Part 9 - Silence of the Watchmaker’s Shop

by doorgesh

Simple truths can make you more lonely, just like simple lies can change your life. For inevitably, all you are or rather all people know you from, are merely the words you speak, the actions you perform and the opinions you inculcate in one’s mind. It’s funny how the human mind finds it hard to believe in irrational truth but obeys blindly to rational lies. Every being is like the floating tip of an iceberg, for 99% of who you are is oblivious to the common eyes. So, you might as well draw your own picture of yourself, as long as it is not hard to believe in, and others would follow blindly. But sometimes one can fall into their own trap, depending on how subtle they have been. For the flagrant lie finds no hiding place under the hard spotlight of plain good sense. Yet, a fiercer light would result in only fogging out what would otherwise have been obvious.

Life is the roulette table that spins around lies more than truths, you place your bets and hope it doesn’t ruin every single part of who you are. It’s a rather difficult idea to follow, but when you come to think about it really, how many times in your life have you wished you had lied? As the truth had done nothing than betray its own reputation. Truth always prevails they say. In a world made of pure hypocrisies, truth is the hermit in the tattered robe; respected by some, followed by few, but ignored by the rest. These words might sound pessimistic, justifying the contrary would be utterly juvenile, yet the world’s most followed beliefs inconsistently revolve around conspiracy theories and forged dogmas. And the clock tics on the wall are here but to bear witness to centuries of human decadence.

Sometimes he found his own troubles so pointless as compared to all the miseries in the world. Where one is crying over a broken heart while somewhere else someone is running on the frayed streets of a bombarded city like a madman with a dead child in his hands. Surely the level of pain and distress is not comparable, but the facts are unalterable. Much too often we overlook others in moments of our own deprivation. The physics of core human interactions defies all rationality and logic. Even the most endowed man would fiercely capitulate in front of others’ pernicious agony, but would wildly expect a helping hand in return. And funnily keep complaining about the unjust nature of all human miseries. Its purely the behavior of the human psyche; everything we see seems more bound to happen to others than to our own self, specially when the anguish is of a very high calibre, just like he would never have imagined himself in this state, not even in his mildest nightmares.

Being nailed to a hospital bed felt like all the oxygen has been sucked from the air. He was once bestowed with all the gratitude of nature, but yet led a life full of plasticine figurines dancing to the tunes of made up stories. Since his early childhood, he was faced with the undeniable truth that life is nothing like fairy tales, where one shall live happily ever after. We all seem to be in the pursuit of happiness, like an adventurer in the quest of a hidden treasure, but in reality we are all but pirates pilling riches from others. The realisation of the crude nature of the human mind was to the 10 year old kid, what kryptonite was to his favorite super hero. The small twig of his existence cracked under the downpour of reality.

He imagined how would it be if he could travel back in time, and meet the child he once was. He tried to weigh the outcome of such an encounter, thinking about the speech he would formulate to the 10-year-old kid he was. Maybe warn himself from impending calamities of life, or sketch a pathway for a more promising future. But was he really prepared for the violent changes that this would imply? The chances that he would have believed in himself are rather slim, yet the expanse of a 10-year-old’s imagination cannot really be quantified in measurable proportions. Would it change anything to prevent someone from doing something, or would the resulting chain of events only end up in accelerating the whole process?

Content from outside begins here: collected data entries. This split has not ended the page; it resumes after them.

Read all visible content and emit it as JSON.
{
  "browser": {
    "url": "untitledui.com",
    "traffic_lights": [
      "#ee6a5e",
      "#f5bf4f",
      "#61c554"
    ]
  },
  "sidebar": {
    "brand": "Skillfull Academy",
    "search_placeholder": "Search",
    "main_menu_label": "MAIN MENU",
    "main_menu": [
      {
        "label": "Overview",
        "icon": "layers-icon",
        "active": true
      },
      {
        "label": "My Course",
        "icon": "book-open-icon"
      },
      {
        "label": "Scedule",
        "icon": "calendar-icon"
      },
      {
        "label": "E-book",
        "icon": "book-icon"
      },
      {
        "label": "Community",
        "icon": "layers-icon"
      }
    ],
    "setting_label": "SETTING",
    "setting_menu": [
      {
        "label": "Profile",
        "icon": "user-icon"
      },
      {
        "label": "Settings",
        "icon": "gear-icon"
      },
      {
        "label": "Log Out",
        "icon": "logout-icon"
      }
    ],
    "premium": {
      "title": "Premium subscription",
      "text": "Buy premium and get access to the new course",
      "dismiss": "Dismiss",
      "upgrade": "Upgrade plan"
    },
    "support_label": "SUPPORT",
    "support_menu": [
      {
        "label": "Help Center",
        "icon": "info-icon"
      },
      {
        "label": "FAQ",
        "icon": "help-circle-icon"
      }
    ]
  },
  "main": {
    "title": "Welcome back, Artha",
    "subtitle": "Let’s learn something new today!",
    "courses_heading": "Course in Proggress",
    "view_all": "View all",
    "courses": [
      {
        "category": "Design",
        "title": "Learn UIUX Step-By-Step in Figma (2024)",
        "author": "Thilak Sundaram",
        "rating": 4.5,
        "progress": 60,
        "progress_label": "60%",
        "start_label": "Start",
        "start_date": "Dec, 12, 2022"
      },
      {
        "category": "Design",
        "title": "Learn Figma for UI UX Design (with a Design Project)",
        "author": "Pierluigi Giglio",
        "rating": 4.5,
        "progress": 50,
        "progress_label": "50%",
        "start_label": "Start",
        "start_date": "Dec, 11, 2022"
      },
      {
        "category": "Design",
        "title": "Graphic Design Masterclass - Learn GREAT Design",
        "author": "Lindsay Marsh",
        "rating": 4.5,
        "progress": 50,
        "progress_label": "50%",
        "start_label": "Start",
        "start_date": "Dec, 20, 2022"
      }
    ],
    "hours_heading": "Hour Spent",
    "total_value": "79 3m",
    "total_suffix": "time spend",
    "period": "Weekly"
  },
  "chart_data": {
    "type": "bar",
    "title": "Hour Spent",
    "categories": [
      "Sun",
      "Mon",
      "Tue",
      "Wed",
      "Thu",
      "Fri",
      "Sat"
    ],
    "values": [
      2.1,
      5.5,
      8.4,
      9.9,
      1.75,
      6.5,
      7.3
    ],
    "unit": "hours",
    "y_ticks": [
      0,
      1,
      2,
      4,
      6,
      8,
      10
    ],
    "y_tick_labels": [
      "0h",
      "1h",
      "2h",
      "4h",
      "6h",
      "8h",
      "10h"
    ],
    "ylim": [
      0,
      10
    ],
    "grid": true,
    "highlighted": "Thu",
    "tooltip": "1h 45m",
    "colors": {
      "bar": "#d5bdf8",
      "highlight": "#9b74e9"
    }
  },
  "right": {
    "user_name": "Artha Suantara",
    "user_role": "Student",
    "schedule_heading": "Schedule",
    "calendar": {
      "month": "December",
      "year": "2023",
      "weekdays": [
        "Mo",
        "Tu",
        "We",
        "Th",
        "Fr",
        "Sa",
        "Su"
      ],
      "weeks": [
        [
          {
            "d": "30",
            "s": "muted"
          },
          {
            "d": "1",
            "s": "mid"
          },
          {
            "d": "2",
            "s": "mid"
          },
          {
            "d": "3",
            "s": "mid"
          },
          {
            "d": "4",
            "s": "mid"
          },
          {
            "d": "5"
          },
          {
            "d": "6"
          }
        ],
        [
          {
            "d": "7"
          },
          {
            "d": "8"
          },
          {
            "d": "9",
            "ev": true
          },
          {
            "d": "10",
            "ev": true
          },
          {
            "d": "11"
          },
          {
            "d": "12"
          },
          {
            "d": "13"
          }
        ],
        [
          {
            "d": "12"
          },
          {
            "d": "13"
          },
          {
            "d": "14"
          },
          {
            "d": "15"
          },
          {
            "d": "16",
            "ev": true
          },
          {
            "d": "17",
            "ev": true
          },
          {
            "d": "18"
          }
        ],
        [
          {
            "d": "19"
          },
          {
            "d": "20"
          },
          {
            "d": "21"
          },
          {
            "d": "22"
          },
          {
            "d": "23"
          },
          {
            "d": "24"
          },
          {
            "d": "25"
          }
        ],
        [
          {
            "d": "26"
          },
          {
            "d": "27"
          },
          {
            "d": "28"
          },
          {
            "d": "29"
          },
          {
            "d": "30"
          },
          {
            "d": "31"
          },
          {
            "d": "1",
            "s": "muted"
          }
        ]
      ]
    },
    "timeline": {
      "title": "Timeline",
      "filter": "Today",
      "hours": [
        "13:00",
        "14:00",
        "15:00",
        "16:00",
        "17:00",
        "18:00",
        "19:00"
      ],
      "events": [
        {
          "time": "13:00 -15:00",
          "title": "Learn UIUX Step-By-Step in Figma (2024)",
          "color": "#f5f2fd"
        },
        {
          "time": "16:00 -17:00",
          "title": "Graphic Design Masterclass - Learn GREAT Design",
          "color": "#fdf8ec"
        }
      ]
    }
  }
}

His life was a painted canvas furnishing an immense dark room. A multi dimensional canvas painted with finite colours randomly picked up by reason from an infinite palette, with his emotions as the only guide for each brush stroke.  We all have a canvas to paint. No matter how small, extravagant,  exuberant, simplistic or irrationally alluring. This natural process of self modeling even if not imposed by nature, finds itself deeply rooted in its mechanism.  But if the final masterpiece does not comply to the expected picture, who is to face the finger?